Double the yield strength of 316L with similar corrosion envelope — ideal where heavy-section carbon steel would be used otherwise.
Precipitation aging at 480–620 °C causes <0.1% dimensional change, unlike carburizing or nitriding which can distort parts.
H900 condition reaches 40 HRC — sufficient for many valve, shaft, and seat applications without secondary case-hardening.
| Element | Content |
|---|---|
| Iron | Balance |
| Chromium | 15.0–17.5% |
| Nickel | 3.0–5.0% |
| Copper | 3.0–5.0% |
| Niobium + Tantalum | 0.15–0.45% |
| Carbon (max) | 0.07% |
Composition per ASTM A564. Specific mill test reports (MTR) available on request for production orders.

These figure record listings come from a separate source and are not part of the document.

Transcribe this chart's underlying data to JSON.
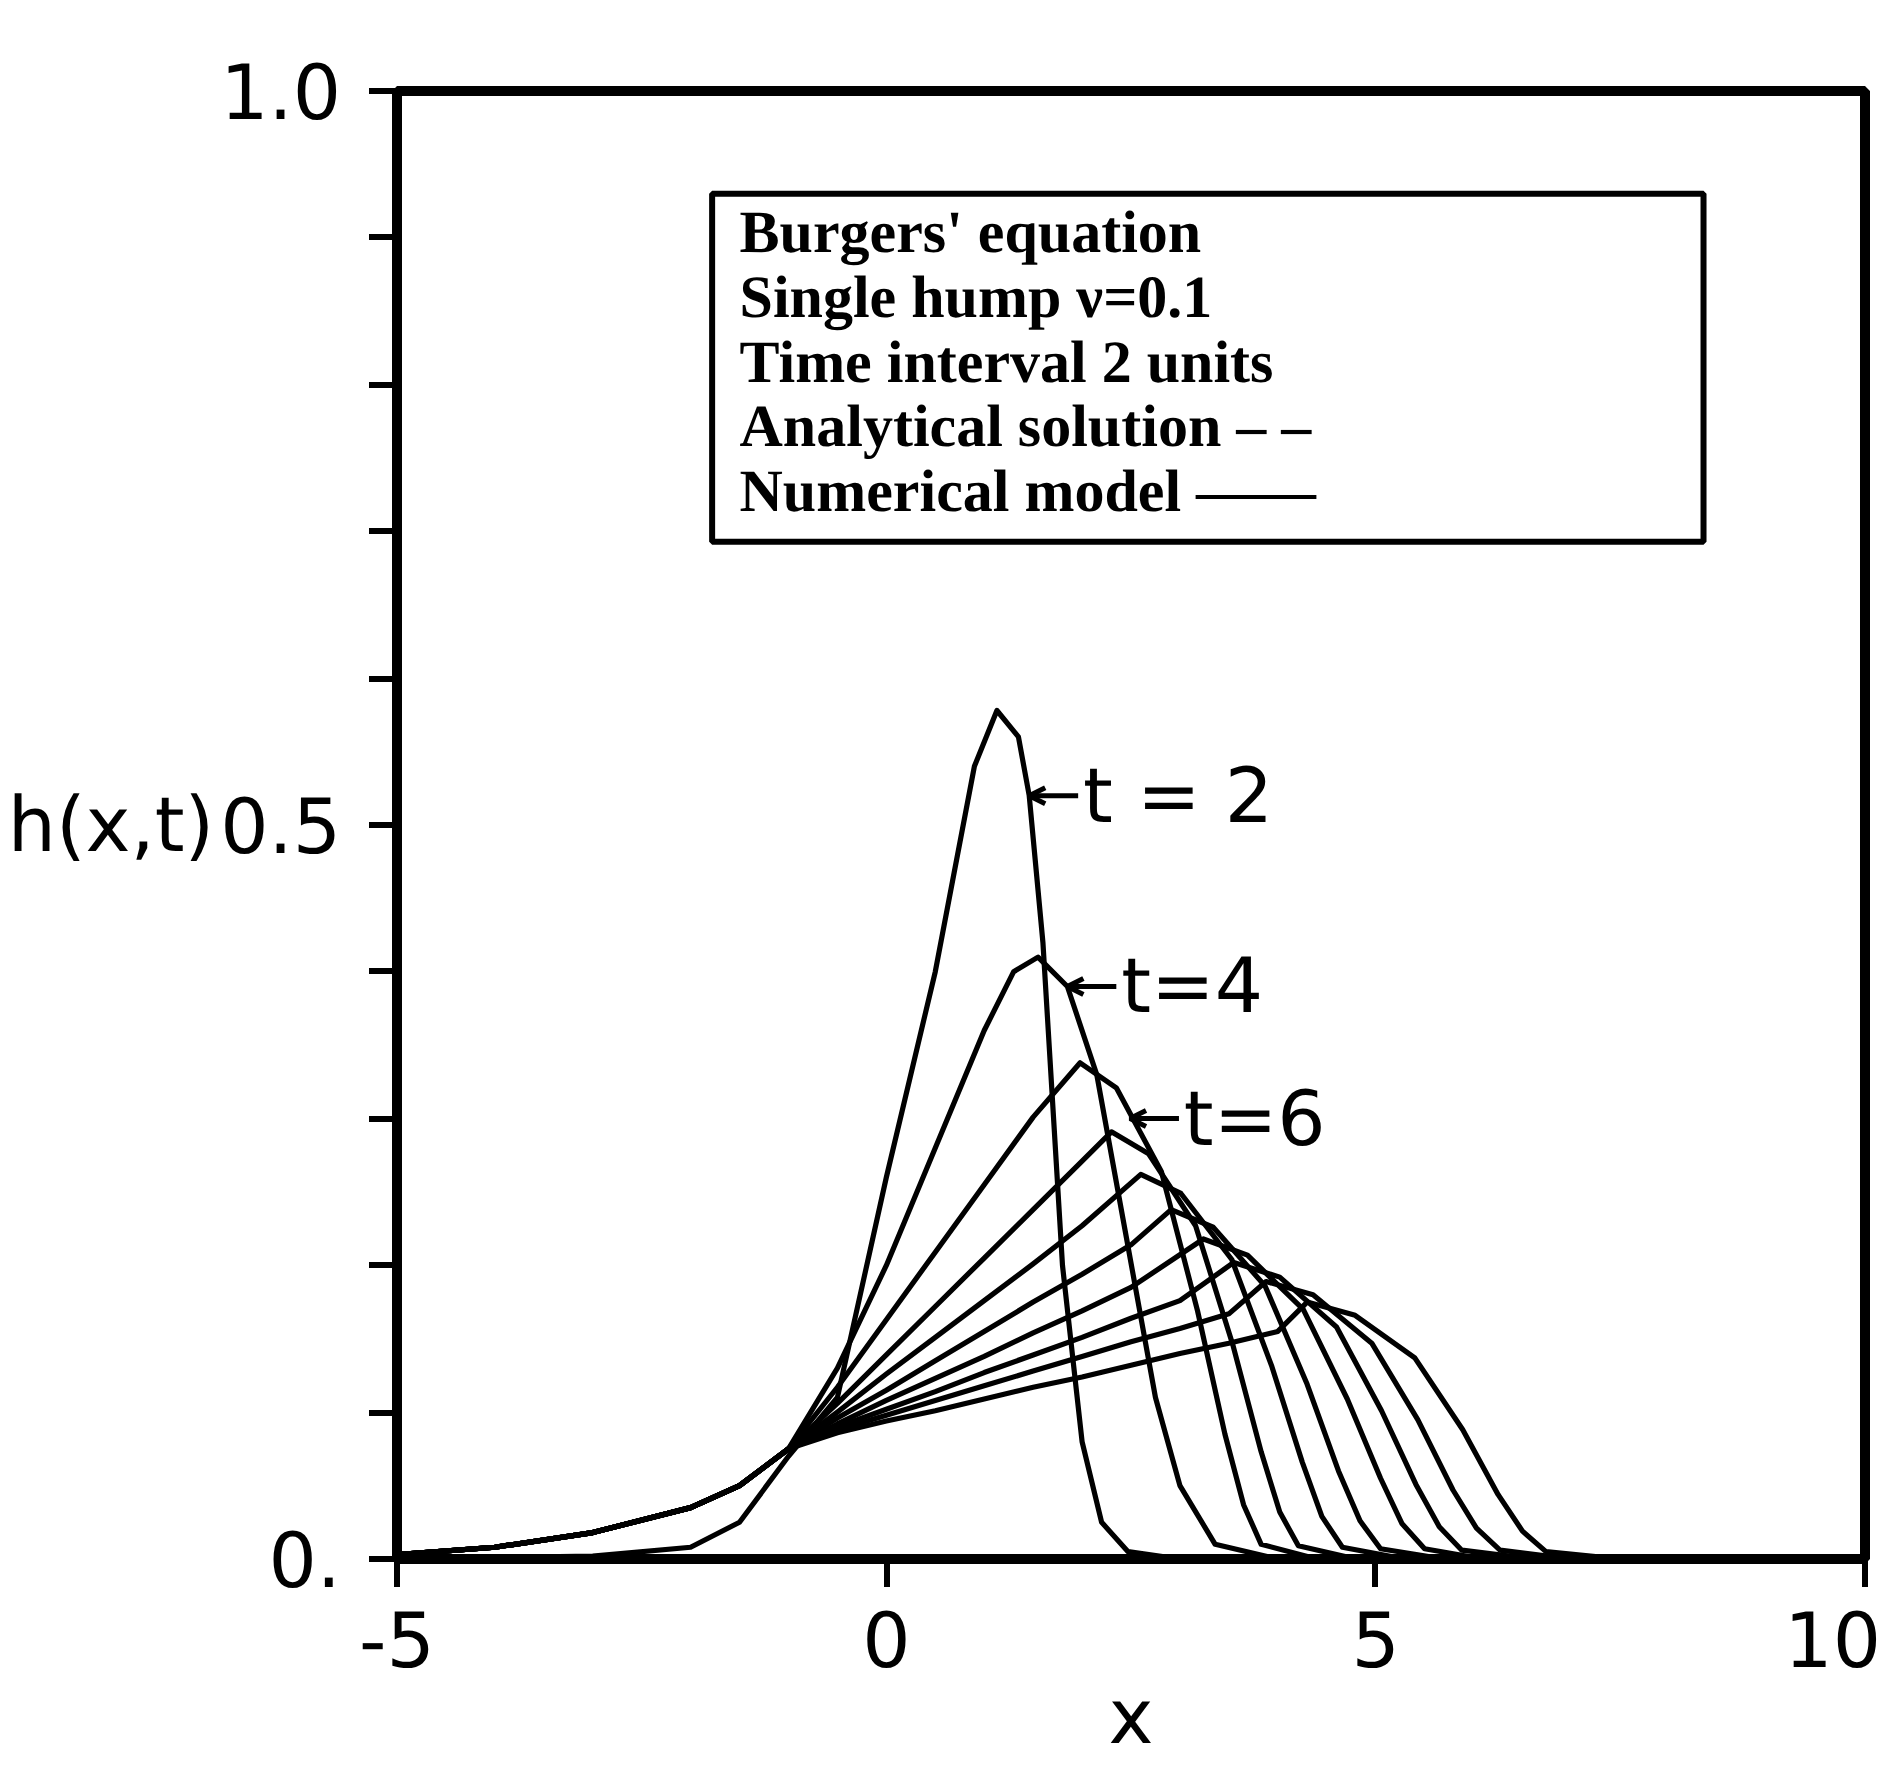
{
  "chart_data": {
    "type": "line",
    "xlabel": "x",
    "ylabel": "h(x,t)",
    "xlim": [
      -5,
      10
    ],
    "ylim": [
      0,
      1.0
    ],
    "xticks": [
      -5,
      0,
      5,
      10
    ],
    "yticks": [
      {
        "value": 0,
        "label": "0."
      },
      {
        "value": 0.1,
        "label": null
      },
      {
        "value": 0.2,
        "label": null
      },
      {
        "value": 0.3,
        "label": null
      },
      {
        "value": 0.4,
        "label": null
      },
      {
        "value": 0.5,
        "label": "0.5"
      },
      {
        "value": 0.6,
        "label": null
      },
      {
        "value": 0.7,
        "label": null
      },
      {
        "value": 0.8,
        "label": null
      },
      {
        "value": 0.9,
        "label": null
      },
      {
        "value": 1.0,
        "label": "1.0"
      }
    ],
    "grid": false,
    "marker": "none",
    "line_style": "solid",
    "annotations": [
      {
        "text": "t = 2",
        "x": 1.46,
        "y": 0.52
      },
      {
        "text": "t=4",
        "x": 1.85,
        "y": 0.39
      },
      {
        "text": "t=6",
        "x": 2.49,
        "y": 0.3
      },
      "Burgers' equation",
      "Single hump  ν=0.1",
      "Time interval 2 units",
      "Analytical solution – –",
      "Numerical model  ——"
    ],
    "series": [
      {
        "color": "#000000",
        "x": [
          -5,
          -3,
          -2,
          -1.5,
          -1,
          -0.5,
          0,
          0.5,
          0.9,
          1.13,
          1.35,
          1.46,
          1.6,
          1.8,
          2.0,
          2.2,
          2.47,
          3
        ],
        "values": [
          0,
          0.002,
          0.008,
          0.025,
          0.07,
          0.11,
          0.26,
          0.4,
          0.54,
          0.578,
          0.56,
          0.52,
          0.42,
          0.2,
          0.08,
          0.025,
          0.005,
          0
        ]
      },
      {
        "color": "#000000",
        "x": [
          -5,
          -4,
          -3,
          -2,
          -1.5,
          -1,
          -0.5,
          0,
          0.5,
          1.0,
          1.3,
          1.55,
          1.85,
          2.15,
          2.45,
          2.75,
          3.0,
          3.36,
          4
        ],
        "values": [
          0.003,
          0.008,
          0.018,
          0.035,
          0.05,
          0.075,
          0.13,
          0.2,
          0.28,
          0.36,
          0.4,
          0.41,
          0.39,
          0.33,
          0.22,
          0.11,
          0.05,
          0.01,
          0
        ]
      },
      {
        "color": "#000000",
        "x": [
          -5,
          -4,
          -3,
          -2,
          -1.5,
          -1,
          -0.5,
          0,
          0.5,
          1.0,
          1.5,
          1.98,
          2.35,
          2.81,
          3.18,
          3.46,
          3.65,
          3.83,
          4.4
        ],
        "values": [
          0.003,
          0.008,
          0.018,
          0.035,
          0.05,
          0.075,
          0.117,
          0.163,
          0.209,
          0.255,
          0.301,
          0.338,
          0.321,
          0.264,
          0.169,
          0.085,
          0.037,
          0.01,
          0
        ]
      },
      {
        "color": "#000000",
        "x": [
          -5,
          -4,
          -3,
          -2,
          -1.5,
          -1,
          -0.5,
          0,
          0.5,
          1.0,
          1.5,
          2.0,
          2.3,
          2.68,
          3.16,
          3.54,
          3.83,
          4.02,
          4.21,
          4.8
        ],
        "values": [
          0.003,
          0.008,
          0.018,
          0.035,
          0.05,
          0.075,
          0.106,
          0.139,
          0.172,
          0.205,
          0.238,
          0.271,
          0.291,
          0.276,
          0.227,
          0.146,
          0.073,
          0.032,
          0.009,
          0
        ]
      },
      {
        "color": "#000000",
        "x": [
          -5,
          -4,
          -3,
          -2,
          -1.5,
          -1,
          -0.5,
          0,
          0.5,
          1.0,
          1.5,
          2.0,
          2.6,
          3.01,
          3.53,
          3.94,
          4.25,
          4.45,
          4.66,
          5.3
        ],
        "values": [
          0.003,
          0.008,
          0.018,
          0.035,
          0.05,
          0.075,
          0.1,
          0.126,
          0.151,
          0.176,
          0.201,
          0.227,
          0.262,
          0.249,
          0.204,
          0.131,
          0.066,
          0.029,
          0.008,
          0
        ]
      },
      {
        "color": "#000000",
        "x": [
          -5,
          -4,
          -3,
          -2,
          -1.5,
          -1,
          -0.5,
          0,
          0.5,
          1.0,
          1.5,
          2.0,
          2.5,
          2.91,
          3.34,
          3.87,
          4.3,
          4.62,
          4.84,
          5.05,
          5.7
        ],
        "values": [
          0.003,
          0.008,
          0.018,
          0.035,
          0.05,
          0.075,
          0.096,
          0.115,
          0.135,
          0.155,
          0.175,
          0.194,
          0.214,
          0.238,
          0.226,
          0.186,
          0.119,
          0.06,
          0.026,
          0.007,
          0
        ]
      },
      {
        "color": "#000000",
        "x": [
          -5,
          -4,
          -3,
          -2,
          -1.5,
          -1,
          -0.5,
          0,
          0.5,
          1.0,
          1.5,
          2.0,
          2.5,
          3.24,
          3.69,
          4.26,
          4.71,
          5.05,
          5.27,
          5.5,
          6.1
        ],
        "values": [
          0.003,
          0.008,
          0.018,
          0.035,
          0.05,
          0.075,
          0.092,
          0.108,
          0.123,
          0.138,
          0.154,
          0.169,
          0.185,
          0.218,
          0.207,
          0.17,
          0.109,
          0.055,
          0.024,
          0.007,
          0
        ]
      },
      {
        "color": "#000000",
        "x": [
          -5,
          -4,
          -3,
          -2,
          -1.5,
          -1,
          -0.5,
          0,
          0.5,
          1.0,
          1.5,
          2.0,
          2.5,
          3.0,
          3.55,
          4.02,
          4.6,
          5.06,
          5.41,
          5.65,
          5.88,
          6.6
        ],
        "values": [
          0.003,
          0.008,
          0.018,
          0.035,
          0.05,
          0.075,
          0.09,
          0.102,
          0.114,
          0.127,
          0.139,
          0.151,
          0.164,
          0.176,
          0.202,
          0.192,
          0.158,
          0.101,
          0.051,
          0.022,
          0.006,
          0
        ]
      },
      {
        "color": "#000000",
        "x": [
          -5,
          -4,
          -3,
          -2,
          -1.5,
          -1,
          -0.5,
          0,
          0.5,
          1.0,
          1.5,
          2.0,
          2.5,
          3.0,
          3.5,
          3.88,
          4.36,
          4.96,
          5.43,
          5.79,
          6.03,
          6.27,
          7.0
        ],
        "values": [
          0.003,
          0.008,
          0.018,
          0.035,
          0.05,
          0.075,
          0.088,
          0.098,
          0.108,
          0.118,
          0.128,
          0.138,
          0.148,
          0.157,
          0.167,
          0.189,
          0.18,
          0.147,
          0.095,
          0.047,
          0.021,
          0.006,
          0
        ]
      },
      {
        "color": "#000000",
        "x": [
          -5,
          -4,
          -3,
          -2,
          -1.5,
          -1,
          -0.5,
          0,
          0.5,
          1.0,
          1.5,
          2.0,
          2.5,
          3.0,
          3.5,
          4.0,
          4.3,
          4.79,
          5.4,
          5.89,
          6.25,
          6.5,
          6.74,
          7.5
        ],
        "values": [
          0.003,
          0.008,
          0.018,
          0.035,
          0.05,
          0.075,
          0.086,
          0.094,
          0.101,
          0.109,
          0.117,
          0.124,
          0.132,
          0.14,
          0.147,
          0.155,
          0.175,
          0.166,
          0.137,
          0.088,
          0.044,
          0.019,
          0.005,
          0
        ]
      }
    ]
  }
}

H900 (max strength, lower toughness), H1025 (balanced), H1150 (max toughness, lower strength) — the call-out must appear on the drawing.
Solution-annealed "Condition A" is soft (~30 HRC) and machines 2× faster than H900. Age-harden after machining whenever tolerance permits.
Below ~-30 °C toughness drops sharply. Use 316L or duplex for cryogenic applications.